30 Mei 2020 5 menit
Patut Diduga Turut Bertanggungjawab Dalam Kasus Kematian Marius Betera: PT Tunas Sawa Erma Harus Melakukan Pemulihan dan Pencegahan Terjadinya Pelanggaran HAM
Pada tanggal 16 Mei 2020, terjadi kekerasan dan penganiayaan yang dilakukan seorang anggota kepolisian Republik Indonesia yang berinisial Brigadir Polisi Melkianus Yowei (MY) terhadap warga sipil Orang Asli Papua (OAP) bernama Marius Betera (MB), hingga korban MB merasakan kesakitan dan meninggal dunia setelah kejadian kekerasan. Kekerasan dan penganiayaan yang dilakukan Brigadir Polisi MY tersebut terjadi di kantor perusahaan perkebunan kelapa sawit PT Tunas Sawa Erma (TSE) POP (Plam Oil Plantation) Blok A atau sering disebut PT TSE POP A/ Camp 19, Distrik Jair, Kabupaten Boven Digoel, Provinsi Papua. PT. TSE merupakan salah satu anak perusahaan PT Korindo Group. Perusahaan Korindo Group memiliki bisnis perkebunan kelapa sawit skala besar melalui 6 (enam) anak perusahaan dan dua perusahaan pembalakan hasil hutan kayu, serta satu perusahaan hutan tanaman industri, yang beroperasi di wilayah pemerintahan Kabupaten Merauke dan Kabupaten Boven Digoel, Provinsi Papua.

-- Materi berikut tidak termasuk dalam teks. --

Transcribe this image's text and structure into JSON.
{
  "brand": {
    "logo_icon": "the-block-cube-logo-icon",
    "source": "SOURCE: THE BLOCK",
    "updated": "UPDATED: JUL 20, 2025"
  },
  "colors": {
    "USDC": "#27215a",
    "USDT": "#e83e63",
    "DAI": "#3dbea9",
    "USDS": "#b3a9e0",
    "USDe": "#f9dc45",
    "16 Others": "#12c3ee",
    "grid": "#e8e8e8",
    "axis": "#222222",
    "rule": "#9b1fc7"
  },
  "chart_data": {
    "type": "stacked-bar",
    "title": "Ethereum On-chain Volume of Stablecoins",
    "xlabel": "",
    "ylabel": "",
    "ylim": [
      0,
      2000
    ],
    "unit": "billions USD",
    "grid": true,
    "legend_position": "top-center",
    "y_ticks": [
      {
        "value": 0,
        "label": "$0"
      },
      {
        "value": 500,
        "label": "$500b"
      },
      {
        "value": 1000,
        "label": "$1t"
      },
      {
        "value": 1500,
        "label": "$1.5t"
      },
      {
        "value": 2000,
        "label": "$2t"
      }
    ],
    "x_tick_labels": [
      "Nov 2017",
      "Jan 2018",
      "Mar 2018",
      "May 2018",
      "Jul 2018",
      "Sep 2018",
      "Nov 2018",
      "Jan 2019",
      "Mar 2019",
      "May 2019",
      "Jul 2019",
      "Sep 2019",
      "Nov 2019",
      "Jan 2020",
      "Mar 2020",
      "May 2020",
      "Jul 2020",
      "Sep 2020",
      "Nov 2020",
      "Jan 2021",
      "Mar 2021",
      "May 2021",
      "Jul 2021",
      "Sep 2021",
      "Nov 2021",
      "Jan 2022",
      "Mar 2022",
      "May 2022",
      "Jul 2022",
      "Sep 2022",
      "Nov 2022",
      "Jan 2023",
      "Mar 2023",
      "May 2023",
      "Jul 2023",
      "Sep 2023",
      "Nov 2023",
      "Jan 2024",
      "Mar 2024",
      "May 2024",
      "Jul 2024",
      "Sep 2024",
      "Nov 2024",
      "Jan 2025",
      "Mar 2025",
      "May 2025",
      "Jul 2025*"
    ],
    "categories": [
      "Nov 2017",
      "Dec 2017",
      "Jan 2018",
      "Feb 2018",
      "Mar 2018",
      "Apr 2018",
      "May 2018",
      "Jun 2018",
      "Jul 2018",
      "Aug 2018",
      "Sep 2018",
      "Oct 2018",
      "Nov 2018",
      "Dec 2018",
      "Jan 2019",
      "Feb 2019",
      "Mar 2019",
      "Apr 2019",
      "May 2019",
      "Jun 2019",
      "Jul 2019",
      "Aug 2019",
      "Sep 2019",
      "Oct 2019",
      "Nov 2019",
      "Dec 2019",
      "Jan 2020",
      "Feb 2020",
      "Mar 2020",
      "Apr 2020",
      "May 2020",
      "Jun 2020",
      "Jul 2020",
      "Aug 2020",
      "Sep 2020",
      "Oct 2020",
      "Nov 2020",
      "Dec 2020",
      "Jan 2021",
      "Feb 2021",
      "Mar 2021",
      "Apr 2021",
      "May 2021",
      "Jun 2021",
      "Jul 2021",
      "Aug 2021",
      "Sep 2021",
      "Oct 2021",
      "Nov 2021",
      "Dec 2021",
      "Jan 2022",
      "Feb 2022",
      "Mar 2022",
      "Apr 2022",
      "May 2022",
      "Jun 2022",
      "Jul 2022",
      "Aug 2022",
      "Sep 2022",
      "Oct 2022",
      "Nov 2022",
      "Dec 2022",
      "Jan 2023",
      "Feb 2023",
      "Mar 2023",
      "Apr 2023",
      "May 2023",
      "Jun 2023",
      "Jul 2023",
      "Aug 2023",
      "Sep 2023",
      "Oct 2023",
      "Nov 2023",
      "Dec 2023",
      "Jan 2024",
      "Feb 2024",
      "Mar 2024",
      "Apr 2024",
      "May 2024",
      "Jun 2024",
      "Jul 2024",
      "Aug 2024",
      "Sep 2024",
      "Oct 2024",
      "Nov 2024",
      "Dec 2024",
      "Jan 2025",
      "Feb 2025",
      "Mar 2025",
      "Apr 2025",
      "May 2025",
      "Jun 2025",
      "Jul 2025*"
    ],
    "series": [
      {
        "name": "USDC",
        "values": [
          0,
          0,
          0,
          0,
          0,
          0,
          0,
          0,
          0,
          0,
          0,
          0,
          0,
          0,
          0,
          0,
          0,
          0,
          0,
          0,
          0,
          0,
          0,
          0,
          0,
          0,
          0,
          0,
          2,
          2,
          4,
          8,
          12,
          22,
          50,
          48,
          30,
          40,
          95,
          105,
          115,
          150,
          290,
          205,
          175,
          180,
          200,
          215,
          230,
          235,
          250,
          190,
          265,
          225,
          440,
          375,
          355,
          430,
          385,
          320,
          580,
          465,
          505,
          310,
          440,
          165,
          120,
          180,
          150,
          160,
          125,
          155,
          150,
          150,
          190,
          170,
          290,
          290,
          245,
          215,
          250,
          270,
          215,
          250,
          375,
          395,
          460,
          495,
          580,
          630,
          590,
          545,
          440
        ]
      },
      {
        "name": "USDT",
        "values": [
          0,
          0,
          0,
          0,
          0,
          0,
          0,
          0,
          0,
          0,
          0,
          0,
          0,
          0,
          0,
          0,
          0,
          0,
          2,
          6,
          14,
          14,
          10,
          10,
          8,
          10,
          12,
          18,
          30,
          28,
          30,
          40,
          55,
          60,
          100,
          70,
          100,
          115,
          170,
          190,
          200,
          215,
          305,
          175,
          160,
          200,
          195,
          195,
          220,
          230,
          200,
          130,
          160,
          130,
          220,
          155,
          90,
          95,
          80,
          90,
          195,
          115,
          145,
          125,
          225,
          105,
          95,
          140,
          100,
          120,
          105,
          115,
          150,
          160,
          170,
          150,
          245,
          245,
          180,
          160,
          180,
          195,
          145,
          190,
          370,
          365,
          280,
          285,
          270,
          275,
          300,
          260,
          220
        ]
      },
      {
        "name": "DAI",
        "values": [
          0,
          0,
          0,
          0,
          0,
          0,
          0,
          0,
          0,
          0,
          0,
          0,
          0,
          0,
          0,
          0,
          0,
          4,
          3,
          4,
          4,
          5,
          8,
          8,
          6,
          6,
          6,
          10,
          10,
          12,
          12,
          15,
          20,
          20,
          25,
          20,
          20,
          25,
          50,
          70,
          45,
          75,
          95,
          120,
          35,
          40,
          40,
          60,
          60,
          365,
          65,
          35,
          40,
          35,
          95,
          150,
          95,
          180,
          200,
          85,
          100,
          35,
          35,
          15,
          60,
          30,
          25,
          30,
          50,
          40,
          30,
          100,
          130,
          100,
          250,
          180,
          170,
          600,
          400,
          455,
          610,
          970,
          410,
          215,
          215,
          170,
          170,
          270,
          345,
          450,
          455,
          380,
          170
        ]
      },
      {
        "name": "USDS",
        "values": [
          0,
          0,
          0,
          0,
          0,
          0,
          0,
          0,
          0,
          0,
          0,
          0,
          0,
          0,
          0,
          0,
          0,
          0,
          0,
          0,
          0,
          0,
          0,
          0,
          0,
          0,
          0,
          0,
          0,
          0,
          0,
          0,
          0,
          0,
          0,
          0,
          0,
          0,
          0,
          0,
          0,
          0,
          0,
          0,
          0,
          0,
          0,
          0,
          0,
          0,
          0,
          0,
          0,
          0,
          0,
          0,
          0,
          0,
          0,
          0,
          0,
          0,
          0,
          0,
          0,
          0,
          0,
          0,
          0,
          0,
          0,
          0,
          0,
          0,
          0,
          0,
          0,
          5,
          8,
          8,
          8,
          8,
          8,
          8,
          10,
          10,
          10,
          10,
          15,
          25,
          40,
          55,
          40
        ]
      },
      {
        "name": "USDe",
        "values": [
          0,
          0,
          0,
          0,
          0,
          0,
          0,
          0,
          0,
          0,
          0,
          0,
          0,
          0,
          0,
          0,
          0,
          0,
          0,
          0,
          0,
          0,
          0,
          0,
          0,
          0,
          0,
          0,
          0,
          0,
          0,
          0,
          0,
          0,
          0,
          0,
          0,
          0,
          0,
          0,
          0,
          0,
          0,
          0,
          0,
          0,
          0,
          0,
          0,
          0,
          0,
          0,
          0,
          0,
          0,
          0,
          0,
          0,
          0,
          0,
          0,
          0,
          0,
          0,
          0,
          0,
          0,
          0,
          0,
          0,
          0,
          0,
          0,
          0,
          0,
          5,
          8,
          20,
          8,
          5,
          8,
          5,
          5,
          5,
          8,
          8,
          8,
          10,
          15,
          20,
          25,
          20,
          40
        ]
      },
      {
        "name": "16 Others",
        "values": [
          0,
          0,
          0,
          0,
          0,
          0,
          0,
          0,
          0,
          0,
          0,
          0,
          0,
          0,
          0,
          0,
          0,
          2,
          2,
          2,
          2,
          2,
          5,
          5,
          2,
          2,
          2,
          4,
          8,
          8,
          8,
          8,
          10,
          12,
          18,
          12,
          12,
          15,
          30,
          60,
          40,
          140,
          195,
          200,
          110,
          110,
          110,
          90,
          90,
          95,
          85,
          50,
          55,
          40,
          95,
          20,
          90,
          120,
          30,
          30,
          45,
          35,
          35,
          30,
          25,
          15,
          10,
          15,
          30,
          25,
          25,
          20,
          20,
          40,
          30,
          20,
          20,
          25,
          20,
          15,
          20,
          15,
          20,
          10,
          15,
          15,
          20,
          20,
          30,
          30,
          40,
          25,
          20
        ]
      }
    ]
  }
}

Peristiwa kekerasan dan penganiayaan terhadap MB berawal ketika korban mendatangi kantor PT TSE POP A guna menanyakan dan melakukan klarifikasi terhadap penggusuran kebun pisang milik korban yang diduga dilakukan oleh PT. TSE POP A. Kronologi singkat diatas sudah dapat menunujukan adanya 2 (dua) peristiwa hukum yang terjadi, yaitu : 1. Melalui peristiwa hukum pengrusakan kebun pisang dan mengakibatkan MB kehilangan hak memanfaatkan hasil kebun menunjukan bukti dugaan Tindakan Pidana Pengrusakan sebagaimana diatur pada pasal 406 ayat (1) KUHP dan 2. Melalui peristiwa Hukum penganiayaan yang berujung matinya Melianus Batera menunjukan bukti dugaan Tindak Pidana Penganiyaan Berat sebagaimana diatur pada pasal 351 ayat (3) KUHP.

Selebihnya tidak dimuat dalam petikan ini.